Housing plan sees gold in them ‘Hills’

Housing plan sees gold in them ‘Hills’

0
SHARE

Desert Hills Developments has taken another baby step towards growing up in Oliver.

Last week Town council opened the door to first and second reading to amend the Official Community Plan, which will eventually see 165 multi-family residential dwelling units constructed on the hillside west of the cemetery (in the Rockcliffe area).
The developers (a numbered company) want to change the land use designation from agricultural to a mix of medium density residential (town homes and condos) and tourist commercial. A small neighbourhood commercial component is proposed, with a potential for a boutique winery, an art studio, and other agri-tourism amenities.
The vacant 8.3 hectare property is adjacent to agricultural land and residential development.
Local government consultant Stephanie Johnson from Urban Systems Ltd. said a buffering system would be required to mitigate the impacts of the development.
She noted that two public open houses were held in 2011. One of the areas of concern raised at that time was the potential impact on local traffic volumes.
Johnson said the development would be accessed from the intersection of Fairview Road and Princess Place.

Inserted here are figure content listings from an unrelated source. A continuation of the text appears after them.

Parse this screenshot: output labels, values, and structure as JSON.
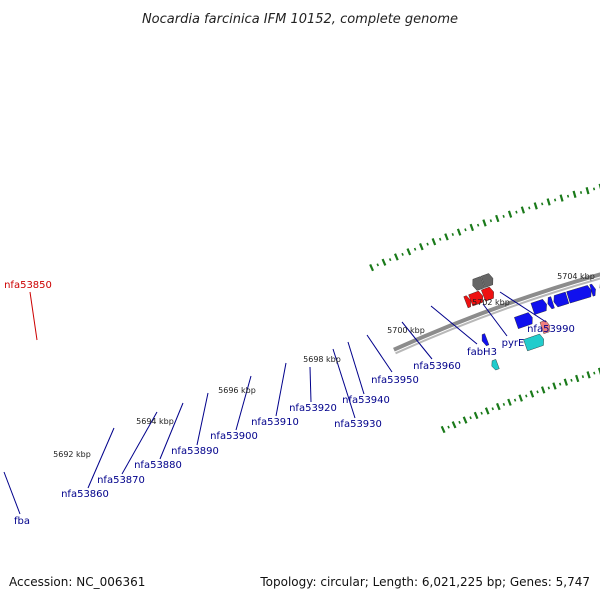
{
  "title": "Nocardia farcinica IFM 10152, complete genome",
  "footer": {
    "accession": "Accession: NC_006361",
    "summary": "Topology: circular; Length: 6,021,225 bp; Genes: 5,747"
  },
  "colors": {
    "gene_blue": "#1111ee",
    "gene_red": "#ee1111",
    "gene_gray": "#666666",
    "gene_cyan": "#22cccc",
    "gene_pink": "#f08080",
    "gene_lightblue": "#11aaee",
    "gene_lightgray": "#bbbbbb",
    "gene_purple": "#7766cc",
    "tick_green": "#1a7a1a",
    "label_blue": "#00008b",
    "label_red": "#cc0000"
  },
  "kbp_labels": [
    "5692 kbp",
    "5694 kbp",
    "5696 kbp",
    "5698 kbp",
    "5700 kbp",
    "5702 kbp",
    "5704 kbp"
  ],
  "gene_labels": [
    {
      "text": "nfa53850",
      "color": "red"
    },
    {
      "text": "nfa53860",
      "color": "blue"
    },
    {
      "text": "nfa53870",
      "color": "blue"
    },
    {
      "text": "nfa53880",
      "color": "blue"
    },
    {
      "text": "nfa53890",
      "color": "blue"
    },
    {
      "text": "nfa53900",
      "color": "blue"
    },
    {
      "text": "nfa53910",
      "color": "blue"
    },
    {
      "text": "nfa53920",
      "color": "blue"
    },
    {
      "text": "nfa53930",
      "color": "blue"
    },
    {
      "text": "nfa53940",
      "color": "blue"
    },
    {
      "text": "nfa53950",
      "color": "blue"
    },
    {
      "text": "nfa53960",
      "color": "blue"
    },
    {
      "text": "fabH3",
      "color": "blue"
    },
    {
      "text": "pyrE",
      "color": "blue"
    },
    {
      "text": "nfa53990",
      "color": "blue"
    },
    {
      "text": "fba",
      "color": "blue"
    }
  ]
}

A previous traffic study indicates that Desert Hills would only have a minor impact on existing traffic levels, Johnson said.
She noted the property is within an environmental development permit area, so a permit would be required. She also stated that fire hazards would be mitigated by the use of sprinklers and fire-resistant building materials.
Councillor Linda Larson said her only concerns pertain to whether the Town has enough water and sewer capacity to accommodate the development. Johnson said both water and sewer infrastructure would require upgrading.
Water councillor Rick Machial questioned whether the Town has enough water to service 165 dwelling units, and if upgrades are needed, who’s going to pay for them?
Councillor Jack Bennest wanted some assurance that all residents in the neighbourhood would be properly notified of the developer’s plans.
A public hearing will be scheduled at a later date.
Ed Grifone from CTQ Consultants (representing the developers) expressed some concern about the project being subjected to further delays by the Town.
“I hope we’re not taking steps backwards again. What are we delaying for?”
Mayor Ron Hovanes said some of the new people on council were not involved in the proposal when the previous council looked at it.
During question period, councillors were asked what they thought of the proposal.
Maureen Doerr said she welcomes any type of development in Oliver, but noted there is still a lot that council doesn’t know about the project.
Larson said she doesn’t disapprove of the developer’s plan, but since four out of five councillors were not involved in the discussions last year, they need to catch up on a lot of paperwork.
Bennest said he sees the proposal as a positive thing for Oliver, noting the vacant property has been a scar on the landscape for some time. His initial concern is the proximity to farming practices.
Councillor Dave Mattes said the Town welcomes developers, and the project in question looks very positive. “We have the right council and the staff to make sure we do the right thing.”
Hovanes said he feels positive about Desert Hills, noting the developers are looking to make better use of the property. He also said the neighbourhood/commercial component makes sense by getting more cars off the road.